Die Geschichte aus dem Schlaraffenland, wo einem die gebratenen Tauben in den Mund fliegen und man absolut nichts zu tun braucht, ist in Wahrheit eine Geschichte aus dem Mutterleib. Wir entwickeln uns in dem Maße, in dem uns der mütterliche Organismus nährt. Und wir darben in dem Maße, in dem er uns nicht nährt. Alles Gute, das die Mutter zu sich nimmt, kommt auch dem Fötus zugute, ebenso aber auch alles Schlechte. Die Zigaretten, die die Mutter raucht, der Alkohol oder die Drogen, die sie zu sich nimmt, die Krankheiten, die sie vielleicht befallen und die Medikamente, die sie dagegen nimmt, erreichen auch das Kind, wenn auch in abgeschwächter Form. Die Natur hat mit dem Fruchtwasser und der Placenta einen Filter eingebaut, der vieles von dem Kind abhält oder abfedert, was die Mutter tut oder erleidet oder ihren Organismus belastet. Dennoch führt zum Beispiel starker Alkoholkonsum der Mutter zu erheblichen Schäden beim Kind. Das Gleiche gilt für die Sorgen, den Stress, die Gedanken, die Gefühle, die die Mutter hat – das Kind spürt sie und nimmt sie, wenn auch gedämpft, in sich auf. Das bedeutet keineswegs, dass werdende Mütter alles Belastende im Leben von sich fernhalten müssten, um dem Kind nicht zu schaden. Abgesehen davon, dass dies gar nicht geht, wäre es noch nicht einmal gut für das Kind, denn das Leben besteht nun einmal nicht nur aus Honig. Und wir werden schon im Mutterleib darauf vorbereitet und müssen dies auch werden, um im späteren Leben bestehen zu können.

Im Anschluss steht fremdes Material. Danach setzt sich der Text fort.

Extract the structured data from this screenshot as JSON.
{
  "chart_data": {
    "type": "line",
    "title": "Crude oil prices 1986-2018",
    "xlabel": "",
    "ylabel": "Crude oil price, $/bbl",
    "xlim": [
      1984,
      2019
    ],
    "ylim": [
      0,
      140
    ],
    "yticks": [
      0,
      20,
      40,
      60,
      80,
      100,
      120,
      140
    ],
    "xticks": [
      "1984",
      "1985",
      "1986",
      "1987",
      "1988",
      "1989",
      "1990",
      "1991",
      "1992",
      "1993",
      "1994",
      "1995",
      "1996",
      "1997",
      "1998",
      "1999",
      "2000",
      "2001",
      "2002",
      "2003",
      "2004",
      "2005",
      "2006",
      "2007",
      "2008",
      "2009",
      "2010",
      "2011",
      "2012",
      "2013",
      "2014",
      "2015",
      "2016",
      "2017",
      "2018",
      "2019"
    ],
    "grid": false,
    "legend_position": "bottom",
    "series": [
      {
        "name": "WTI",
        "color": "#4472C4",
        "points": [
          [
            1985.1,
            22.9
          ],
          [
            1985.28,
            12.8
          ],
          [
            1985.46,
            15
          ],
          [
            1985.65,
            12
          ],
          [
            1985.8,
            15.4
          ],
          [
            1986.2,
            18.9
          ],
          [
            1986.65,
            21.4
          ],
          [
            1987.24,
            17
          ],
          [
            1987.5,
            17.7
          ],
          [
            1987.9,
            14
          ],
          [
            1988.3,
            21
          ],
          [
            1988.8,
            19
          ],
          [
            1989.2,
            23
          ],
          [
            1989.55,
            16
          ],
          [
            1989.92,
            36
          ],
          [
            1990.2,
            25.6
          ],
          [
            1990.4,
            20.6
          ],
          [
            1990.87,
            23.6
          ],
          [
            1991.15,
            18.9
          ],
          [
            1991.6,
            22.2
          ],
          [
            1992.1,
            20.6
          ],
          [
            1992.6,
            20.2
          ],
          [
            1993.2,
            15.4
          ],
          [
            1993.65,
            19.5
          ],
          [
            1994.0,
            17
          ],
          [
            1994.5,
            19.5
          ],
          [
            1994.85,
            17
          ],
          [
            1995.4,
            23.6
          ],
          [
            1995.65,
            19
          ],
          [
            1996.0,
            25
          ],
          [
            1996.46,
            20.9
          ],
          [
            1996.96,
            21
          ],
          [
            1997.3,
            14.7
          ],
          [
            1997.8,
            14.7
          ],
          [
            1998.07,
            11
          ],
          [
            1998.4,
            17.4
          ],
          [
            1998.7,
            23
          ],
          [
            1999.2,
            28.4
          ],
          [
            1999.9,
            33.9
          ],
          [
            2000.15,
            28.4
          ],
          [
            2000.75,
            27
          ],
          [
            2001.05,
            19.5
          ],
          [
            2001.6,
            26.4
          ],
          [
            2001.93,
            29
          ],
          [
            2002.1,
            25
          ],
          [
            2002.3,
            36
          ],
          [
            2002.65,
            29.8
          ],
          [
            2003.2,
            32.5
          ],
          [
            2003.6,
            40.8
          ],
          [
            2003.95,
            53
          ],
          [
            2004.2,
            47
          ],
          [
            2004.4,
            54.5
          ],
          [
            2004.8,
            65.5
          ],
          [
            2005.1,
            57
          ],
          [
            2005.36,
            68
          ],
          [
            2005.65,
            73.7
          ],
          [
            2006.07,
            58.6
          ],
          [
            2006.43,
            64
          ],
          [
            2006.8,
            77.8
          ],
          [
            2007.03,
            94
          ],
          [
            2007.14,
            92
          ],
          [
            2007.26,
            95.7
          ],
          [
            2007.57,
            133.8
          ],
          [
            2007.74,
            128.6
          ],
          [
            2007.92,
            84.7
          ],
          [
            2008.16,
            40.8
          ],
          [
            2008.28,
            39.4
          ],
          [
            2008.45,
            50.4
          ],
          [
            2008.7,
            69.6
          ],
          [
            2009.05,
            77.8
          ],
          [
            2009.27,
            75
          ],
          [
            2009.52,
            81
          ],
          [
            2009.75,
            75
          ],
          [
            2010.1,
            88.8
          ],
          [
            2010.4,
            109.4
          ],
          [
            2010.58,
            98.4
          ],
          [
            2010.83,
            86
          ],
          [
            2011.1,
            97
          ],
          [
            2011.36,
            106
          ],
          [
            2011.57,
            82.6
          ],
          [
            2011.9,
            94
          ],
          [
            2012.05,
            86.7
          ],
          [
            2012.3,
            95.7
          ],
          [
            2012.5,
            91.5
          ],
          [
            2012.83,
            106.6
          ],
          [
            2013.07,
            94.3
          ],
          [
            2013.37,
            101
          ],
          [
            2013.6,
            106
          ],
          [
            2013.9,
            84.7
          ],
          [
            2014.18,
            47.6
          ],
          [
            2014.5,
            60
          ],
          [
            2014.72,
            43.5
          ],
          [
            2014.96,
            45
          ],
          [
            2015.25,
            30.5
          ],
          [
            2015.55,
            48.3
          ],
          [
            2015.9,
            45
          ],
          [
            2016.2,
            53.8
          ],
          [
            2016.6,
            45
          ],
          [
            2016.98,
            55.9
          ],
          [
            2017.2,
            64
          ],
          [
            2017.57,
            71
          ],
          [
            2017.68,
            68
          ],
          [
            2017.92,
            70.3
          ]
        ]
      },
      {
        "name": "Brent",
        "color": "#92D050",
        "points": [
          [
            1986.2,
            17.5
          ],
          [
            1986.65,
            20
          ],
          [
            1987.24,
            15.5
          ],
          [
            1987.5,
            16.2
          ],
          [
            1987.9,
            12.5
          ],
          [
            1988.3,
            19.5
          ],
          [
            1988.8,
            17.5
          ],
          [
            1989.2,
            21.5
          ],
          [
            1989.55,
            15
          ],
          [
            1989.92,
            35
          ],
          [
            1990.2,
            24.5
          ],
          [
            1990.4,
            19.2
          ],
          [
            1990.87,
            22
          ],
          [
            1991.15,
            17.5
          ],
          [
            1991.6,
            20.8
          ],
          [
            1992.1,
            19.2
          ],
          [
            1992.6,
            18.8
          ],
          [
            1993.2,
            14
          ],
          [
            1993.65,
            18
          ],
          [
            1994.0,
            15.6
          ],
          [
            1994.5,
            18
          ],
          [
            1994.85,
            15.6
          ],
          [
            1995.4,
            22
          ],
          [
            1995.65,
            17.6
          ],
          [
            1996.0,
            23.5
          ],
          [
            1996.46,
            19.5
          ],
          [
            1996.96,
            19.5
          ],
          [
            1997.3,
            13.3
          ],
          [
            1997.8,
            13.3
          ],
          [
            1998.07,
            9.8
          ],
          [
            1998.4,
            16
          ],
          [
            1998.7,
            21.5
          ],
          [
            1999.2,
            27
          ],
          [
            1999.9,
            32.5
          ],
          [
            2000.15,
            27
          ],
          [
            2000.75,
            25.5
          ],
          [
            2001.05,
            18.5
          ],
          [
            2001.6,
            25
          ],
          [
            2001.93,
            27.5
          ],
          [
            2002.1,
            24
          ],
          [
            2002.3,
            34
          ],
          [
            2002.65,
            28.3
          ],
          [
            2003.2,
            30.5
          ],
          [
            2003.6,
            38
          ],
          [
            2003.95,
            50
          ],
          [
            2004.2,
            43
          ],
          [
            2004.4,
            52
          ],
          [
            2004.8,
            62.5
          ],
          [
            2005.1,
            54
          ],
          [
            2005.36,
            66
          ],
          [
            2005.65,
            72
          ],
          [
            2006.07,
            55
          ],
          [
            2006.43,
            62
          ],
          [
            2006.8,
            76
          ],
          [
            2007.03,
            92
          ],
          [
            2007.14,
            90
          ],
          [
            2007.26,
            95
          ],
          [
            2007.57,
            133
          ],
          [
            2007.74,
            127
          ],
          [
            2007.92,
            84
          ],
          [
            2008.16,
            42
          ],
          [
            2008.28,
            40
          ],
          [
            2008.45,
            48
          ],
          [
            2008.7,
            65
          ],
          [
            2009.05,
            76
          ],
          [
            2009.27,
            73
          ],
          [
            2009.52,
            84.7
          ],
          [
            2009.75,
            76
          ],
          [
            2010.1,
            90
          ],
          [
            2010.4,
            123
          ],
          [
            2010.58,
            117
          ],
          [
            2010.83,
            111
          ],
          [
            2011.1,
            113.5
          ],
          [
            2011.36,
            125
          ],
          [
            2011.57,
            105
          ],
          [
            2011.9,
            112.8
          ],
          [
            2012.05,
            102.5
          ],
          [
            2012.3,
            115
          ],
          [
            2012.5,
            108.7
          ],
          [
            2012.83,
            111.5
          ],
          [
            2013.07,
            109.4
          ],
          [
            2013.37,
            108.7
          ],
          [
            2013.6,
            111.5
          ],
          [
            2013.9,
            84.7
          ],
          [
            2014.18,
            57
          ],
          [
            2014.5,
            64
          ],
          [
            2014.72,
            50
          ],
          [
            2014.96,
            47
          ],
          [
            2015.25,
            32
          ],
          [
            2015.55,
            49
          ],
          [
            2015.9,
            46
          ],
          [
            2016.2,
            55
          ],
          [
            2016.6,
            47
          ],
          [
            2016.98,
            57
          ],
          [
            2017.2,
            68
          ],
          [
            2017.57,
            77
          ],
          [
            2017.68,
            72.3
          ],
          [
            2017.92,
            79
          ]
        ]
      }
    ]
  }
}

Generell gilt jedoch: Wenn die Mutter gesund und gelassen ist, geht es auch dem Kind gut, weil es in Sicherheit ist; wenn sie krank ist, einen Unfall hat oder anderweitig körperlich oder seelisch gefährdet ist, ist auch das Kind gefährdet. Und wenn sie ernsthaft eine Abtreibung erwägt oder gar eine solche erfolglos versucht (was früher, als Abtreibungen noch illegal und nicht von spezialisierten Ärzten vorgenommen wurden, wohl häufiger vorkam, jedenfalls begegnet es mir gelegentlich in meiner Praxis) hinterlässt das beim Kind seine Spuren. Sein Leben hängt, im Guten wie im Schlechten, an dem der Mutter. Der Fötus selbst kann – dies ist für unser Bewusstsein ein entscheidendes Element – nichts für sein eigenes Überleben tun. Alles hängt an der Mutter.

Das bedeutet für unser vorgeburtliches Bewusstsein, dass es unmittelbar mit der Mutter verbunden ist. Wir werden später sehen, dass dies nicht alles ist, dass sich das Bewusstsein nicht nur als Anpassung an seine Umgebung entwickelt (entsprechend der materialistischen Doktrin „Das Sein bestimmt das Bewusstsein“). Ein wichtiger Aspekt des Bewusstseins ist dies aber allemal, denn wir müssen lernen, die jeweilige Umgebung und Lebenssituation so einzuschätzen, dass wir überleben und uns orientieren können. Das gilt bereits für das ungeborene Kind. Es kann zwar nichts tun, aber genau dies: Nichts tun, kann es tun.